Armed with a bottle from her wine sponsor, York examines over the course of an hour how much she has changed throughout the past year due to her partaking in the aforementioned hobbies, but also how she is still the same wine-skulling, nugget-eating, badass, big dick energy fuelled girl she has been since her 20’s, just perhaps a little less destructive and a little more adult now. York explores this in her usual cabaret style of covering and rewriting classic hits (such as a version of ‘Lose Yourself’ about the dangers of practicing yoga hungover), performing thematic mash-ups (such as her dream wedding playlist of songs that are about what it’s actually like being married), and creating completely improvised songs (such as a cat rap). She introduces some fresh comedic concepts to her act, such as an ongoing game of ‘Goon of Fortune’ with a mini hills hoist and mini goon sacks attached, while returning to form with some social commentary about ‘not killing women’ and confessional cabaret where she bravely delves into and divulges about the deeper and darker sides of her personal life, such as meeting her father for the first time.
York is a born performer with a smoky powerful voice, expressive delivery, and a hilarious, genuine, likeable personality. Her costuming, makeup and hair-styling is always big, bold, colourful, sparkly and all around incredible, making her a visual as well as audible delight onstage. Her musician and backing singer Arthur Craig is an awesome support who bounces off of York throughout the show (and was a trooper when his guitar string broke at the very end of this performance being reviewed).
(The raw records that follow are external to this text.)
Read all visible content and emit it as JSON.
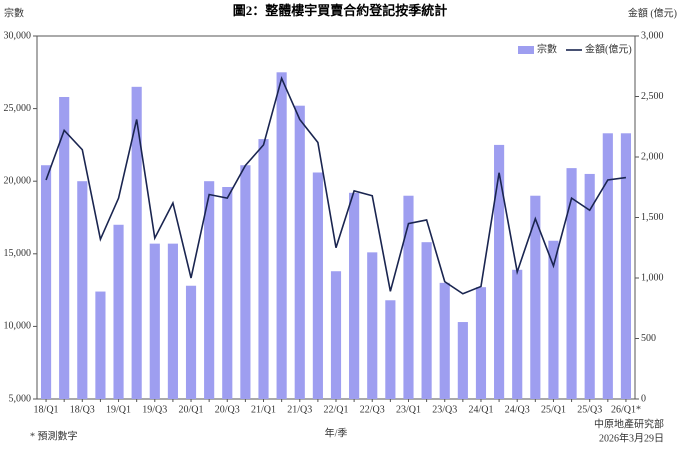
{
  "chart_data": {
    "type": "bar-line",
    "title": "圖2：整體樓宇買賣合約登記按季統計",
    "y_label": "宗數",
    "y2_label": "金額 (億元)",
    "x_label": "年/季",
    "footnote": "* 預測數字",
    "source": "中原地產研究部",
    "date": "2026年3月29日",
    "categories": [
      "18/Q1",
      null,
      "18/Q3",
      null,
      "19/Q1",
      null,
      "19/Q3",
      null,
      "20/Q1",
      null,
      "20/Q3",
      null,
      "21/Q1",
      null,
      "21/Q3",
      null,
      "22/Q1",
      null,
      "22/Q3",
      null,
      "23/Q1",
      null,
      "23/Q3",
      null,
      "24/Q1",
      null,
      "24/Q3",
      null,
      "25/Q1",
      null,
      "25/Q3",
      null,
      "26/Q1*"
    ],
    "series": [
      {
        "name": "宗數",
        "color": "#9e9ef0",
        "type": "bar",
        "values": [
          21100,
          25800,
          20000,
          12400,
          17000,
          26500,
          15700,
          15700,
          12800,
          20000,
          19600,
          21100,
          22900,
          27500,
          25200,
          20600,
          13800,
          19200,
          15100,
          11800,
          19000,
          15800,
          13000,
          10300,
          12700,
          22500,
          13900,
          19000,
          15900,
          20900,
          20500,
          23300,
          23300
        ]
      },
      {
        "name": "金額(億元)",
        "color": "#1a2550",
        "type": "line",
        "axis": "y2",
        "values": [
          1810,
          2220,
          2060,
          1320,
          1660,
          2310,
          1330,
          1620,
          1000,
          1690,
          1660,
          1930,
          2100,
          2650,
          2310,
          2120,
          1250,
          1720,
          1680,
          890,
          1450,
          1480,
          970,
          870,
          930,
          1870,
          1050,
          1490,
          1100,
          1660,
          1560,
          1810,
          1830
        ]
      }
    ],
    "ylim": [
      5000,
      30000
    ],
    "yticks": [
      {
        "value": 5000,
        "label": "5,000"
      },
      {
        "value": 10000,
        "label": "10,000"
      },
      {
        "value": 15000,
        "label": "15,000"
      },
      {
        "value": 20000,
        "label": "20,000"
      },
      {
        "value": 25000,
        "label": "25,000"
      },
      {
        "value": 30000,
        "label": "30,000"
      }
    ],
    "y2lim": [
      0,
      3000
    ],
    "y2ticks": [
      0,
      500,
      {
        "value": 1000,
        "label": "1,000"
      },
      {
        "value": 1500,
        "label": "1,500"
      },
      {
        "value": 2000,
        "label": "2,000"
      },
      {
        "value": 2500,
        "label": "2,500"
      },
      {
        "value": 3000,
        "label": "3,000"
      }
    ],
    "legend": "upper right"
  }
}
The sound is well mixed and the lighting is great, playing with colour for different numbers.
While Winefulness doesn’t have as consistent a theme throughout as York’s previous productions, it is still a great cabaret that does eventually tie itself all together at the end to impart the important message that everyone should do something that makes them more self-aware and happy inside…whether that is practicing yoga, meditation, tarot readings, love, forgiveness, owning cats, growing up, or of course, drinking lots of wine.